Monotonix : Trio israélien originaire de Tel Aviv. Tout comme the Ligthning Bolt le groupe se produit au milieux du public. Au bout de quelques minutes le chaos survient. Le 70’s vintage metal, le grunge-blues pousse le public à s’emparer des instruments et…..des musiciens. Tout s’arrête rapidement dans un désordre total. L’émeute est toute proche………
Taraf De Haidouks ; Ils sont reçus des plus chaleureusement. Tout en contraste par au reste de la programmation ils produisent une musique communicative. Cette troupe roumaine s’est formée en 1989 juste avant la mort du dictateur. Musique tsigane des Balkans. Le groupe est à géométrie très variable et peut compter jusqu’à 30 musiciens. Cette fois moins d’un tiers des effectifs était présent.
Junior Brown : Voix de ‘baryton’. Country musique.
Bernard Parmegiani : Difficile de choisir entre James Blood Ulmer et Bernard Parmegiani qui exactement à la même heure se produisaient. C’est l’ainé que je retiens. Il est né en 1927 Bernard Parmegiani de tout le festival aura proposé la musique la plus audacieuse. Au début le public se montrait dubitatif se demandant de qui de quoi émanaient ces sons. Tout en prêtant grande attention j’observe les auditeurs qui petit à petit remarquent que Bernard Parmegiani nous offre une œuvre acousmatique qui a des points d’accroche ludiques pour les personnes faisant connaissance avec le genre. Telle une balle de ping pong le son voyage glissant subtilement d’une enceinte à l’autre. Se superposent bourdons et craquements. L’artiste se montre généreux et génère une longue pièce de 75 minutes. Des moments plus dramatiques ponctuent l’œuvre. Une véritable expérience en soi à condition de ne pas trop sacraliser le son ou d’être subjugué par une technique.

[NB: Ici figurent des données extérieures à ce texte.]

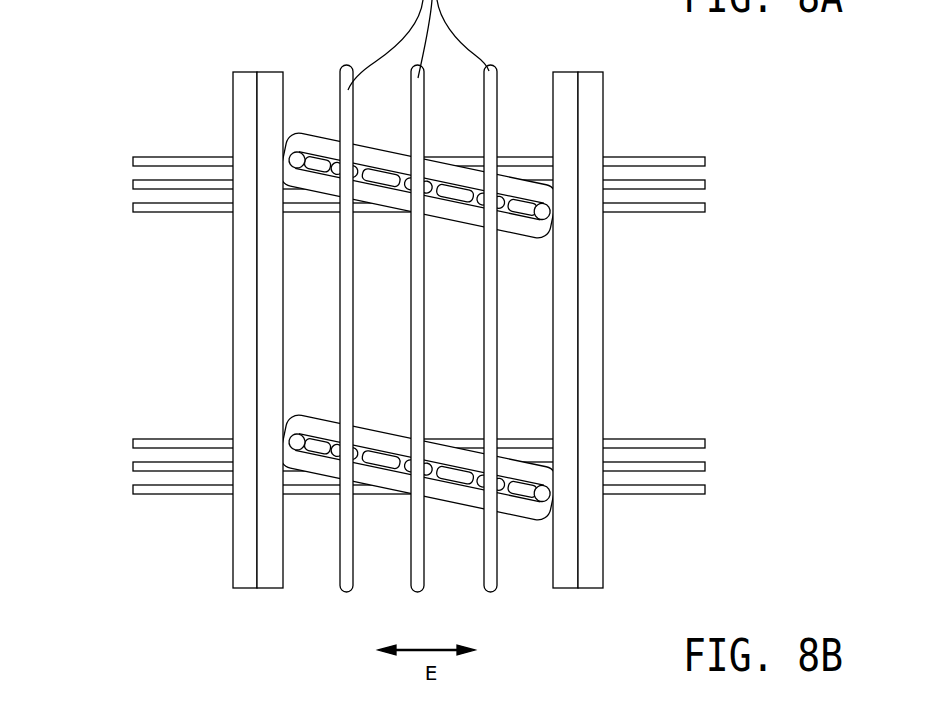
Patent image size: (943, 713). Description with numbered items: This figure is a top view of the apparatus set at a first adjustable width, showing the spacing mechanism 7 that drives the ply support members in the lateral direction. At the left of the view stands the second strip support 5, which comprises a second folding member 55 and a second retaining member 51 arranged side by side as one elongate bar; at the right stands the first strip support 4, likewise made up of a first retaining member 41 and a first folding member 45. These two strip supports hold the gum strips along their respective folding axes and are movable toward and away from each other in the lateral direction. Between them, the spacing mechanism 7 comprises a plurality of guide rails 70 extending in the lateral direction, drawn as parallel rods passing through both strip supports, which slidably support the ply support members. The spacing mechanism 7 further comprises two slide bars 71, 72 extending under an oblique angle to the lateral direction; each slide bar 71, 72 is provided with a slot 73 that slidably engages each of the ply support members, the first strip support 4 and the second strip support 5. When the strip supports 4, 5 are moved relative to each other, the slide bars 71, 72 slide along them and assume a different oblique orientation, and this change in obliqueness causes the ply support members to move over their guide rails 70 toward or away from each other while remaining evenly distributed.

The spacing mechanism 7 is at (379, 296).
The second strip support 5 is at (236, 294).
The second folding member 55 is at (243, 85).
The second retaining member 51 is at (273, 78).
The first strip support 4 is at (619, 294).
The first retaining member 41 is at (562, 80).
The first folding member 45 is at (595, 92).
The guide rails 70 is at (133, 207).
The slide bar 71 is at (385, 480).
The slide bar 72 is at (385, 198).
The slot 73 is at (447, 172).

Pour conclure ce festival fut une relative déception. A quelques exceptions près ce festival ne brilla pas par l’audace qu’on aurait pu attendre de lui. Ce qui est sans doute gênant c’est aussi la caractère assez monolithique des groupes réunis. Un festival plus tourné vers le passé que vecteur d’avenir. Mike Patton aura ,sans dénigrer une certaine ouverture (plus large que celle des Melvins) fait preuve de népotisme. Ethiquement il aurait pu se dispenser d’inviter autant de groupes faisant partie de son écurie Ipecac.